Wuthering Heights: Fine Wine or Vinegar?

        Wuthering Heights, written by Emily Brontė, is a book that was not popular following its immediate release in 1847. Most critics were repelled by its unlikable characters and plot. Flash forward to today, and it is widely regarded by affluent critics as a "masterpiece" and has been made into movies numerous times. Like fine wine, it seems that Wuthering Heights has gained more appreciation as time has passed on-but is this because audiences like it more, or is it simply because it is the popular thing to like older books, regardless of their quality? Unfortunately for Brontė, I have to side with the latter. Wuthering Heights is a terrible book and was translated into a terrible movie in 1939 that not even famed director William Wyler can save.

        Before I begin to criticize the movie, I must first explain the book, from which the movie is translated. Wuthering Heights the book is about cruel and hateful characters experiencing sadness, anger, and above all, the desire for revenge. This by itself does not make Wuthering Heights bad-in fact, there are many films and books about bad people that do bad things which turn out to be incredibly entertaining. The problem with these elements in Wuthering Heights is that they are not the least bit compelling. I may not like the characters; I may not like the plot; but, if I am at least compelled to see what happens next in the book and movie, then it is worth my while.

        Wyler is not able to make this movie compelling because nothing happens in it. Most of his camera shots, orchestrated by the cinematographer, Gregg Toland, which are usually known for their striking deep-focus innovation, are boring and still, showing the same room from the same angle over and over again.

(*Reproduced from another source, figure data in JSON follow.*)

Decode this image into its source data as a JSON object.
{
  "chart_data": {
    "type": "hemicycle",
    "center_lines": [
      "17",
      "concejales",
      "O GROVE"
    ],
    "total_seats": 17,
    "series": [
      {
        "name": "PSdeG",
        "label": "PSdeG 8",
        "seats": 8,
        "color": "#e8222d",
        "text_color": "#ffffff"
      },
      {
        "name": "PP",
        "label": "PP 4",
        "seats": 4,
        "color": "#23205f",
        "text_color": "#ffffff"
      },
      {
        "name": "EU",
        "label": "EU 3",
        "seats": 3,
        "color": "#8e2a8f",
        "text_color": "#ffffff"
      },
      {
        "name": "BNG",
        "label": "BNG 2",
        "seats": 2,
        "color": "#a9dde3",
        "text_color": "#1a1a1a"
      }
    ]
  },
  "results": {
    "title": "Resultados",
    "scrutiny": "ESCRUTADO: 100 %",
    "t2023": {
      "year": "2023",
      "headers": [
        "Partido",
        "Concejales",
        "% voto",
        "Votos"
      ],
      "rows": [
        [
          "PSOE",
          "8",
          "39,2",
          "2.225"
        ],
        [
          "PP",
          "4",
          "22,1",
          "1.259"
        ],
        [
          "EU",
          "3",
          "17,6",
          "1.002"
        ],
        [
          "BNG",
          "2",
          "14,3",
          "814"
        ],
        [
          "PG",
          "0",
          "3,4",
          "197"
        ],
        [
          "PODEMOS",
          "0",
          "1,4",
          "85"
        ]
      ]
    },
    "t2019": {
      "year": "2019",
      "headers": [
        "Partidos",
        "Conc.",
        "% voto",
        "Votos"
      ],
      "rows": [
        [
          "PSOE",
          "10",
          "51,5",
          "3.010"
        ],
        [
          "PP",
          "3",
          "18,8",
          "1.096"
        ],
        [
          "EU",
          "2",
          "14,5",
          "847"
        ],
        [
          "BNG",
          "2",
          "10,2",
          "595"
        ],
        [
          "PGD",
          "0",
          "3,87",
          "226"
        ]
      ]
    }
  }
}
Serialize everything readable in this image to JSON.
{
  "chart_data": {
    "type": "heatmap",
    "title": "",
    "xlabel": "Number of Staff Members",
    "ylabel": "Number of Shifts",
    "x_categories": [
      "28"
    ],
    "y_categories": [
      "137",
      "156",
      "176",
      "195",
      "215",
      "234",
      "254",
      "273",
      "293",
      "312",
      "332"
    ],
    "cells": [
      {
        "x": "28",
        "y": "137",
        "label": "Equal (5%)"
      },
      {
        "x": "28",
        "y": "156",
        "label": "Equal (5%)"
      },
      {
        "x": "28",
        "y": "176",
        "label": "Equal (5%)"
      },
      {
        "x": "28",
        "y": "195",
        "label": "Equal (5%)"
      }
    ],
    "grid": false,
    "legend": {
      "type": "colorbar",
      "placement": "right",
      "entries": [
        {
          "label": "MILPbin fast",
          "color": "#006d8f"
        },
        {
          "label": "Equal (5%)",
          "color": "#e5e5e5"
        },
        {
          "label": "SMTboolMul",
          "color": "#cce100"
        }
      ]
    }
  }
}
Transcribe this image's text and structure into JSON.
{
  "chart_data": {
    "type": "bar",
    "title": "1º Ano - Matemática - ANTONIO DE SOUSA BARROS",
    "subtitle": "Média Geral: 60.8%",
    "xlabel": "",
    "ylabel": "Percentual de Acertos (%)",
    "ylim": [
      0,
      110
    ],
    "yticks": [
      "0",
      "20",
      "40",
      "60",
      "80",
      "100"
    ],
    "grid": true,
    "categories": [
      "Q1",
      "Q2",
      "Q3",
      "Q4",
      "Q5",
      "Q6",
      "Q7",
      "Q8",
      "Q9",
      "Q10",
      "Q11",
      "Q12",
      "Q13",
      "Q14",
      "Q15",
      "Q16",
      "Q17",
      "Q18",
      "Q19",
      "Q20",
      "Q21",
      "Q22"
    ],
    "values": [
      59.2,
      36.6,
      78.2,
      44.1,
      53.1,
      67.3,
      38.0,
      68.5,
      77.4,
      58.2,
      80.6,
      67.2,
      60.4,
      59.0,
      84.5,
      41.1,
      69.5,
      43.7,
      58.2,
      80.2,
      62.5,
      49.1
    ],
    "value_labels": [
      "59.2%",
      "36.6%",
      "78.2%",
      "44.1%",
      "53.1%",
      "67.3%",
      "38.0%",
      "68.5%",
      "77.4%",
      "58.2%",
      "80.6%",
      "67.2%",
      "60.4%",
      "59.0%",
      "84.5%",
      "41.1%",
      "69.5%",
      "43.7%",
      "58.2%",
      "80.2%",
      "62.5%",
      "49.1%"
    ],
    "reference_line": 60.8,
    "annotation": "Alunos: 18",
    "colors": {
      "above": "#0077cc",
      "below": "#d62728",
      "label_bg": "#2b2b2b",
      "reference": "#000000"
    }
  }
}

        A compelling movie usually has lots of conflict, which Wuthering Heights is full of. The problem is that the conflict in Wuthering Heights is so preposterous that it is hard to care. The characters Heathcliff (Laurence Olivier), Catherine (Merle Oberon), Hindley (Hugh Williams), Edgar (David Niven) in Wuthering Heights are inhuman-they live for years and years harboring nothing but hatred and revenge in their hearts, which they talk a lot about but rarely actually do anything to make the movie interesting. This lack of action, combined with the lack of humanity within the characters, makes for a boring, boring movie. Inhuman characters can work, but at least make them do something worth caring about.

        Real people, no matter how evil, have some good within them. Hitler, one of the most widely known "evil" leaders in our history, had his merits. He was a strict vegetarian, abstained from alcohol and cigarettes, and deeply cared for animals. Yes, his actions did cause the death of millions of people; but, hey, he did care for animals.

        The characters in Wuthering Heights are worse than Hitler in a way, in that they have no humor, no forgiveness, and no aspiration to leave their estates of hatred and sadness. They may have not annihilated millions of people like Hitler did, but if boredom killed then they would be mass murderers on the largest of scales.